Anton Ryakhov

Personal information
- Born: May 29, 1980 (age 46)
- Height: 191 cm (6 ft 3 in)
- Weight: 96 kg (212 lb)

Medal record
Men's canoe sprint
Representing Uzbekistan
World Championships
| Silver medal – second place | 2001 Poznań | K-1 500 m |
| Silver medal – second place | 2002 Seville | K-1 200 m |
| Bronze medal – third place | 2001 Poznań | K-1 200 m |
| Bronze medal – third place | 2002 Seville | K-1 500 m |
| Bronze medal – third place | 2003 Gainesville | K-1 200 m |
Asian Games
| Gold medal – first place | 2002 Busan | K-1 500 m |
| Silver medal – second place | 1998 Bangkok | K-1 500 m |
| Silver medal – second place | 1998 Bangkok | K-2 1000 m |
| Bronze medal – third place | 2002 Busan | K-1 1000 m |
| Bronze medal – third place | 2002 Busan | K-4 500 m |
Representing Russia
World Championships
| Silver medal – second place | 2006 Szeged | K-1 500 m |
| Bronze medal – third place | 2005 Zagreb | K-1 200 m |
| Bronze medal – third place | 2010 Poznań | K-2 1000 m |
| Bronze medal – third place | 2011 Szeged | K-4 1000 m |
European Championships
| Silver medal – second place | 2006 Račice | K-1 500 m |
| Silver medal – second place | 2013 Montemor-o-Velho | K-2 1000 m |
| Bronze medal – third place | 2008 Milan | K-1 500 m |
| Bronze medal – third place | 2009 Brandenburg | K-1 500 m |
European Games
| Silver medal – second place | 2015 Baku | K-4 1000 m |

= Anton Ryakhov =

Russian canoeist (born 1980)

Anton Ryakhov (Антон Ряхов, born May 29, 1980) is an Uzbek-born Russian sprint canoer who has competed since the early 2000s. He won nine medals at the ICF Canoe Sprint World Championships with three silvers (K-1 200 m: 2002, K-1 500 m: 2001, 2006) and six bronzes (K-1 200 m: 2001, 2003, 2005; K-1 500 m: 2002, K-2 1000 m: 2010, K-4 1000 m: 2011).
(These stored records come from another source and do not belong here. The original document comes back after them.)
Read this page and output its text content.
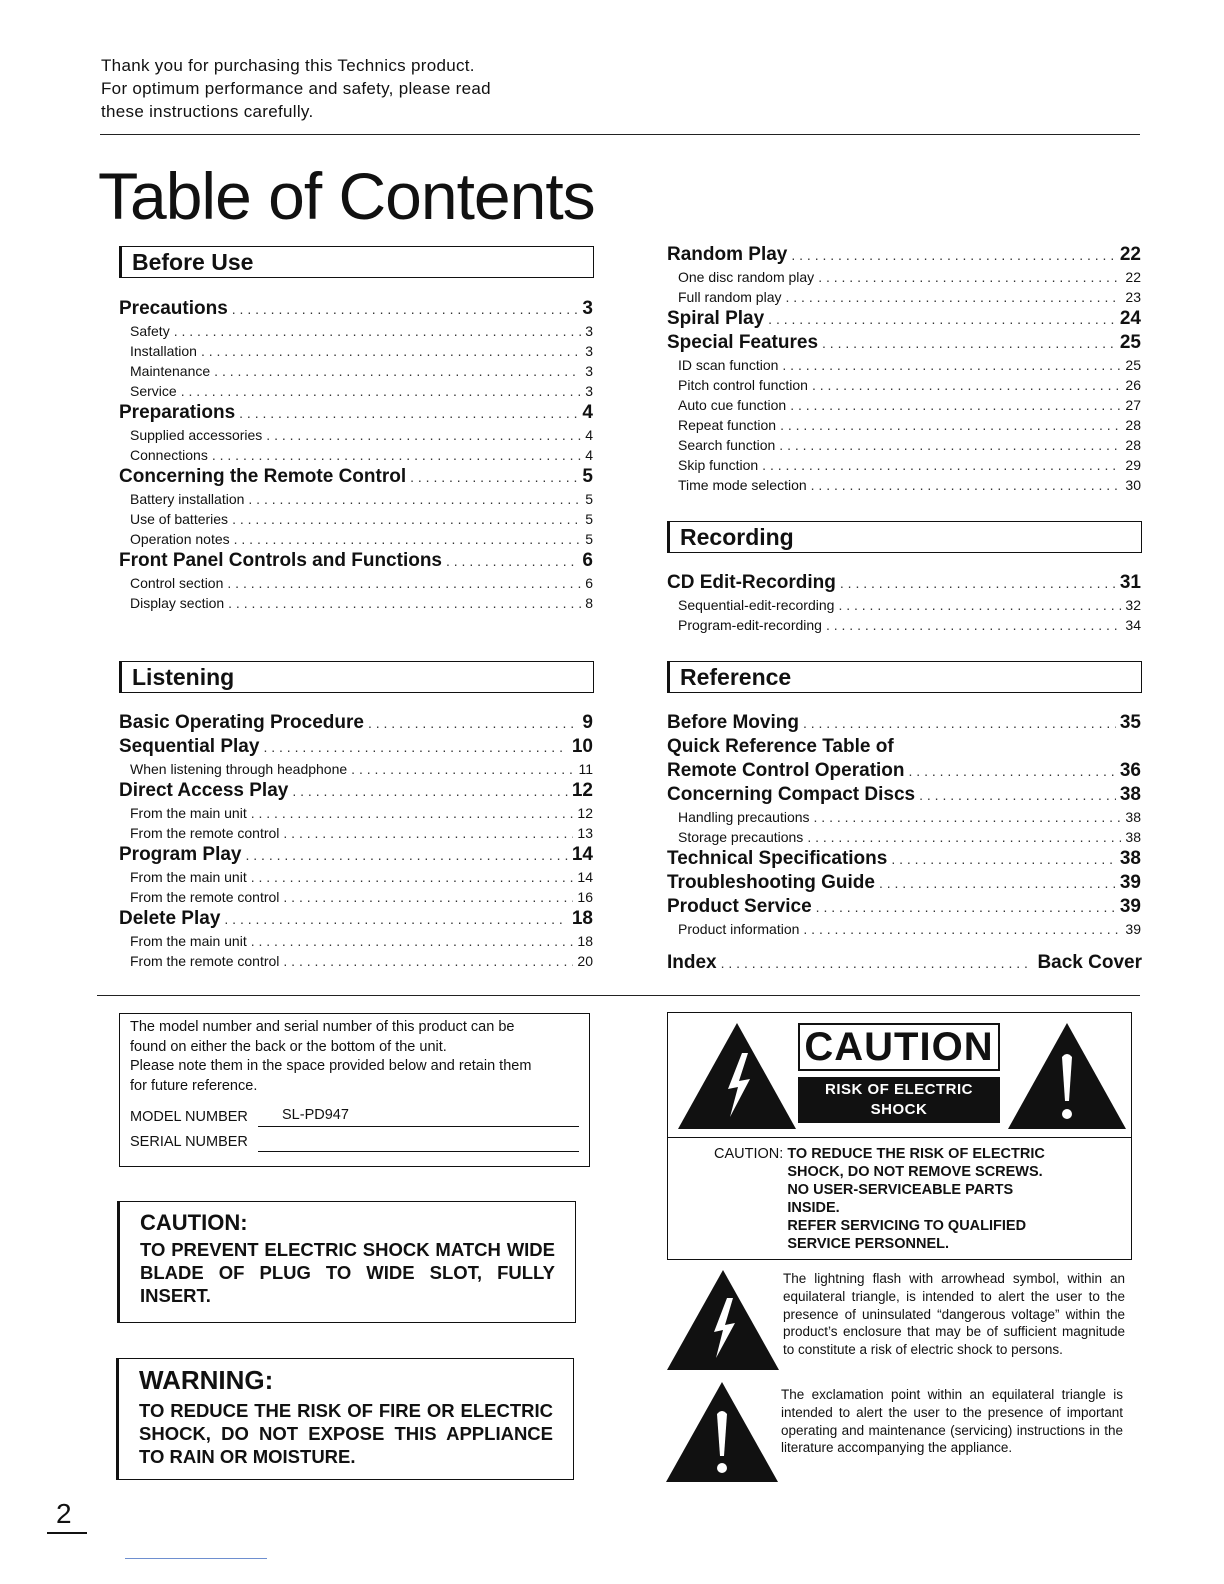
Thank you for purchasing this Technics product.
For optimum performance and safety, please read
these instructions carefully.
Table of Contents
Before Use
Precautions . . .	3
Safety . . .	3
Installation . . .	3
Maintenance . . .	3
Service . . .	3
Preparations . . .	4
Supplied accessories . . .	4
Connections . . .	4
Concerning the Remote Control . . .	5
Battery installation . . .	5
Use of batteries . . .	5
Operation notes . . .	5
Front Panel Controls and Functions . . .	6
Control section . . .	6
Display section . . .	8
Listening
Basic Operating Procedure . . .	9
Sequential Play . . .	10
When listening through headphone . . .	11
Direct Access Play . . .	12
From the main unit . . .	12
From the remote control . . .	13
Program Play . . .	14
From the main unit . . .	14
From the remote control . . .	16
Delete Play . . .	18
From the main unit . . .	18
From the remote control . . .	20
Random Play . . .	22
One disc random play . . .	22
Full random play . . .	23
Spiral Play . . .	24
Special Features . . .	25
ID scan function . . .	25
Pitch control function . . .	26
Auto cue function . . .	27
Repeat function . . .	28
Search function . . .	28
Skip function . . .	29
Time mode selection . . .	30
Recording
CD Edit-Recording . . .	31
Sequential-edit-recording . . .	32
Program-edit-recording . . .	34
Reference
Before Moving . . .	35
Quick Reference Table of
Remote Control Operation . . .	36
Concerning Compact Discs . . .	38
Handling precautions . . .	38
Storage precautions . . .	38
Technical Specifications . . .	38
Troubleshooting Guide . . .	39
Product Service . . .	39
Product information . . .	39
Index . . .	Back Cover
The model number and serial number of this product can be
found on either the back or the bottom of the unit.
Please note them in the space provided below and retain them
for future reference.
MODEL NUMBER	SL-PD947
SERIAL NUMBER
CAUTION:
TO PREVENT ELECTRIC SHOCK MATCH WIDE BLADE OF PLUG TO WIDE SLOT, FULLY INSERT.
WARNING:
TO REDUCE THE RISK OF FIRE OR ELECTRIC SHOCK, DO NOT EXPOSE THIS APPLIANCE TO RAIN OR MOISTURE.
CAUTION
RISK OF ELECTRIC SHOCK
DO NOT OPEN
CAUTION: TO REDUCE THE RISK OF ELECTRIC
SHOCK, DO NOT REMOVE SCREWS.
NO USER-SERVICEABLE PARTS
INSIDE.
REFER SERVICING TO QUALIFIED
SERVICE PERSONNEL.
The lightning flash with arrowhead symbol, within an equilateral triangle, is intended to alert the user to the presence of uninsulated “dangerous voltage” within the product’s enclosure that may be of sufficient magnitude to constitute a risk of electric shock to persons.
The exclamation point within an equilateral triangle is intended to alert the user to the presence of important operating and maintenance (servicing) instructions in the literature accompanying the appliance.
2
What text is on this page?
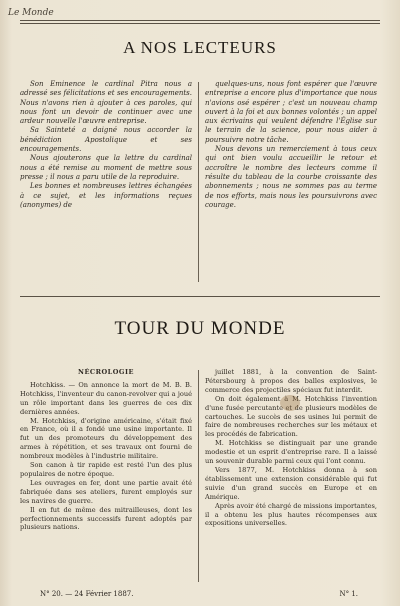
Le Monde
A NOS LECTEURS

Son Éminence le cardinal Pitra nous a adressé ses félicitations et ses encouragements. Nous n'avons rien à ajouter à ces paroles, qui nous font un devoir de continuer avec une ardeur nouvelle l'œuvre entreprise.

Sa Sainteté a daigné nous accorder la bénédiction Apostolique et ses encouragements.

Nous ajouterons que la lettre du cardinal nous a été remise au moment de mettre sous presse ; il nous a paru utile de la reproduire.

Les bonnes et nombreuses lettres échangées à ce sujet, et les informations reçues (anonymes) de

quelques-uns, nous font espérer que l'œuvre entreprise a encore plus d'importance que nous n'avions osé espérer ; c'est un nouveau champ ouvert à la foi et aux bonnes volontés ; un appel aux écrivains qui veulent défendre l'Église sur le terrain de la science, pour nous aider à poursuivre notre tâche.

Nous devons un remerciement à tous ceux qui ont bien voulu accueillir le retour et accroître le nombre des lecteurs comme il résulte du tableau de la courbe croissante des abonnements ; nous ne sommes pas au terme de nos efforts, mais nous les poursuivrons avec courage.

TOUR DU MONDE
NÉCROLOGIE

Hotchkiss. — On annonce la mort de M. B. B. Hotchkiss, l'inventeur du canon-revolver qui a joué un rôle important dans les guerres de ces dix dernières années.

M. Hotchkiss, d'origine américaine, s'était fixé en France, où il a fondé une usine importante. Il fut un des promoteurs du développement des armes à répétition, et ses travaux ont fourni de nombreux modèles à l'industrie militaire.

Son canon à tir rapide est resté l'un des plus populaires de notre époque.

Les ouvrages en fer, dont une partie avait été fabriquée dans ses ateliers, furent employés sur les navires de guerre.

Il en fut de même des mitrailleuses, dont les perfectionnements successifs furent adoptés par plusieurs nations.

juillet 1881, à la convention de Saint-Pétersbourg à propos des balles explosives, le commerce des projectiles spéciaux fut interdit.

On doit également à M. Hotchkiss l'invention d'une fusée percutante et de plusieurs modèles de cartouches. Le succès de ses usines lui permit de faire de nombreuses recherches sur les métaux et les procédés de fabrication.

M. Hotchkiss se distinguait par une grande modestie et un esprit d'entreprise rare. Il a laissé un souvenir durable parmi ceux qui l'ont connu.

Vers 1877, M. Hotchkiss donna à son établissement une extension considérable qui fut suivie d'un grand succès en Europe et en Amérique.

Après avoir été chargé de missions importantes, il a obtenu les plus hautes récompenses aux expositions universelles.

N° 20. — 24 Février 1887.	N° 1.
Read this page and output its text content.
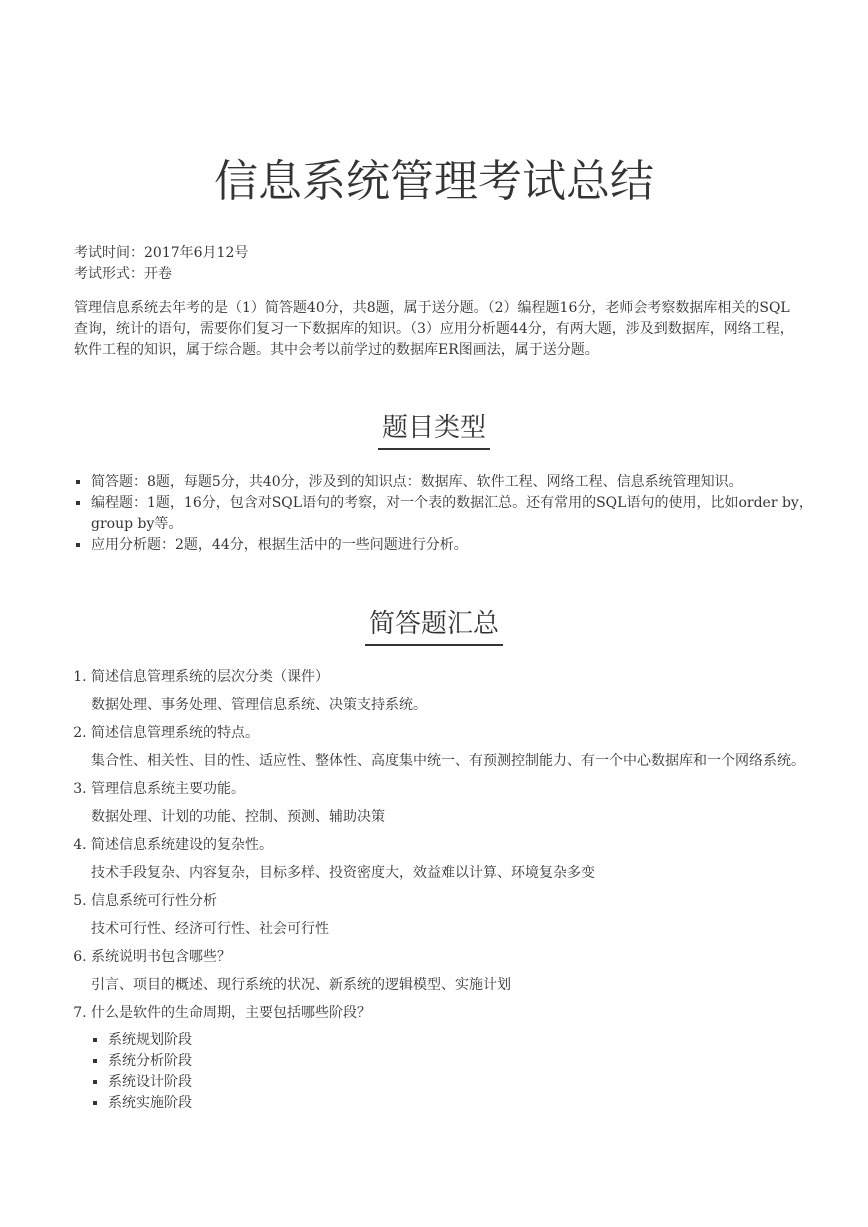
信息系统管理考试总结
考试时间：2017年6月12号
考试形式：开卷

管理信息系统去年考的是（1）简答题40分，共8题，属于送分题。（2）编程题16分，老师会考察数据库相关的SQL查询，统计的语句，需要你们复习一下数据库的知识。（3）应用分析题44分，有两大题，涉及到数据库，网络工程，软件工程的知识，属于综合题。其中会考以前学过的数据库ER图画法，属于送分题。

题目类型
▪ 简答题：8题，每题5分，共40分，涉及到的知识点：数据库、软件工程、网络工程、信息系统管理知识。
▪ 编程题：1题，16分，包含对SQL语句的考察，对一个表的数据汇总。还有常用的SQL语句的使用，比如order by，group by等。
▪ 应用分析题：2题，44分，根据生活中的一些问题进行分析。
简答题汇总
1. 简述信息管理系统的层次分类（课件）
数据处理、事务处理、管理信息系统、决策支持系统。
2. 简述信息管理系统的特点。
集合性、相关性、目的性、适应性、整体性、高度集中统一、有预测控制能力、有一个中心数据库和一个网络系统。
3. 管理信息系统主要功能。
数据处理、计划的功能、控制、预测、辅助决策
4. 简述信息系统建设的复杂性。
技术手段复杂、内容复杂，目标多样、投资密度大，效益难以计算、环境复杂多变
5. 信息系统可行性分析
技术可行性、经济可行性、社会可行性
6. 系统说明书包含哪些？
引言、项目的概述、现行系统的状况、新系统的逻辑模型、实施计划
7. 什么是软件的生命周期，主要包括哪些阶段？
▪ 系统规划阶段
▪ 系统分析阶段
▪ 系统设计阶段
▪ 系统实施阶段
Ryakhov also competed in four Summer Olympics, earning his best finish of fifth in the K-1 500 m event at Beijing in 2008. Until the 2004 Summer Olympics, Ryakhov competed for Uzbekistan. Since those games, he has competed for Russia.

In June 2015, he competed in the inaugural European Games, for Russia in canoe sprint, more specifically, Men's K-4 1000m with Alexandr Sergeev, Vasily Pogreban, and Vladislav Blintcov. He earned a silver medal.